Ecological Indicators (Dec 2024)
Assessment of landscape diversity in Inner Mongolia and risk prediction using CNN-LSTM model
Abstract
Biodiversity is the central focus of ecological studies, and landscape ecology offers new insights into its preservation. This study employed a landscape-scale and multi-tiered framework to conduct a comprehensive evaluation of the current state of biodiversity in the Inner Mongolia Autonomous Region from 2019 to 2021. A Potential-Connectedness-Resilience framework was used to assess landscape diversity risks from 2010 to 2020, with a Convolutional Neural Network combined with a Long Short-Term Memory (CNN-LSTM) model predicting future risks for 2025. Our findings indicate that landscape diversity in Inner Mongolia was favourable and stable condition during 2019–2021. However, an upward trend in patch dispersion was observed, with landscape types increasingly shaped by human activity and the surrounding environment.

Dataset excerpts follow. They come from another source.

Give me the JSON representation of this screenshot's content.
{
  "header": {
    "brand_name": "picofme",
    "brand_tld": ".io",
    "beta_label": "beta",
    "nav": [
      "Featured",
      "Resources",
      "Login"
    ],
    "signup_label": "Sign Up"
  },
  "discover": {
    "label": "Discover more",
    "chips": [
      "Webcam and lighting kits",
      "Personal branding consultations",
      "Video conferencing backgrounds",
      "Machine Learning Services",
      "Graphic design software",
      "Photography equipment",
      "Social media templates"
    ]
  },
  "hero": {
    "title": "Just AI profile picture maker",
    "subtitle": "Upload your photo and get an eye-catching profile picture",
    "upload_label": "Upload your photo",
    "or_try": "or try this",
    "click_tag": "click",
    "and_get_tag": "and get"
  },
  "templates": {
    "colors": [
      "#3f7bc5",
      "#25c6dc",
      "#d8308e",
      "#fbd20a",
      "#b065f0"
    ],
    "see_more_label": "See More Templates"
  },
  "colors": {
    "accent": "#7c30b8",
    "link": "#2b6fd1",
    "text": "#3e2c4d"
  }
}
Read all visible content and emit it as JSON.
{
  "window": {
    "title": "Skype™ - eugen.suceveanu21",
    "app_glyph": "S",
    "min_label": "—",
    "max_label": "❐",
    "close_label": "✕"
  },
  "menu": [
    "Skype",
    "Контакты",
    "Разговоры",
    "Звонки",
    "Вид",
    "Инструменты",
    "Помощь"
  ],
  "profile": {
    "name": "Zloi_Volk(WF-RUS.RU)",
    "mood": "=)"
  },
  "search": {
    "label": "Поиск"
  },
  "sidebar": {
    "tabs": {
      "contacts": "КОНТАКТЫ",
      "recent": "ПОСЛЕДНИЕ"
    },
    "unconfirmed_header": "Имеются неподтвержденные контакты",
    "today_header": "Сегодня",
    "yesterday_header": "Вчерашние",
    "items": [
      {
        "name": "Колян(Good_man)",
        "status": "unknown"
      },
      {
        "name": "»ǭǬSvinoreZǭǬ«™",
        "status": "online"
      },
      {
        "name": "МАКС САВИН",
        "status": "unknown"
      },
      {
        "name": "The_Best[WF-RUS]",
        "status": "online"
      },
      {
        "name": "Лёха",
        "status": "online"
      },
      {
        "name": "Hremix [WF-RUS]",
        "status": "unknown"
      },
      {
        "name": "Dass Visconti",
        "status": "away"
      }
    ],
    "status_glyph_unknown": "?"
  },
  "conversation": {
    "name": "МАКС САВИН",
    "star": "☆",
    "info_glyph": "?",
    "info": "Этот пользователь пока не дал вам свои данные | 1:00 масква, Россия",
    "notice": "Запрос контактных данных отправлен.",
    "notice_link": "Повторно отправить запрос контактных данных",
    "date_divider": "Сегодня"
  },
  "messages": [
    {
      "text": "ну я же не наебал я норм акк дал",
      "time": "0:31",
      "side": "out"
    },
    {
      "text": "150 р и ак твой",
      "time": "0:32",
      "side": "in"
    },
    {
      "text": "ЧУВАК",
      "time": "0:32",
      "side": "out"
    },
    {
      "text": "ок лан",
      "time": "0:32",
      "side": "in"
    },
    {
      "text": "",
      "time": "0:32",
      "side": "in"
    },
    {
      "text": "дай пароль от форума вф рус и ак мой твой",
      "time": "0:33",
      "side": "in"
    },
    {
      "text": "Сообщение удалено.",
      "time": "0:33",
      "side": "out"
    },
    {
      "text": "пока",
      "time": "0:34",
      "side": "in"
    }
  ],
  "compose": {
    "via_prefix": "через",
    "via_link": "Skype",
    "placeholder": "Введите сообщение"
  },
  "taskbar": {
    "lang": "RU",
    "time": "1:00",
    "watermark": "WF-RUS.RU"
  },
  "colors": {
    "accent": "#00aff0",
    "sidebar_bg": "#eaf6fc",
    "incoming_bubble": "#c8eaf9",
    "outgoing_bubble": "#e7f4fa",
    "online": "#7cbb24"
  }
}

Vegetation coverage showed a positive trend, suggesting a reduction in ecological sensitivity. However, the improvement in vegetation quality was not significant. From 2010 to 2020, the potential risks to landscape diversity escalated, although connectivity risks diminished, fragmentation lessened, and landscape structures became more continuous and concentrated, indicating heightened regional anthropogenic influences. The projected landscape diversity risk warning for 2025 mirrors the historical spatial data, with a notable reduction in local disparities and an overall decrease in the average value by 2.73%. This study offers a comprehensive biodiversity risk assessment and leverages the CNN-LSTM model to anticipate future landscape changes, providing a robust tool for a timely understanding of the status, trends, and threats to biodiversity within the Inner Mongolian region.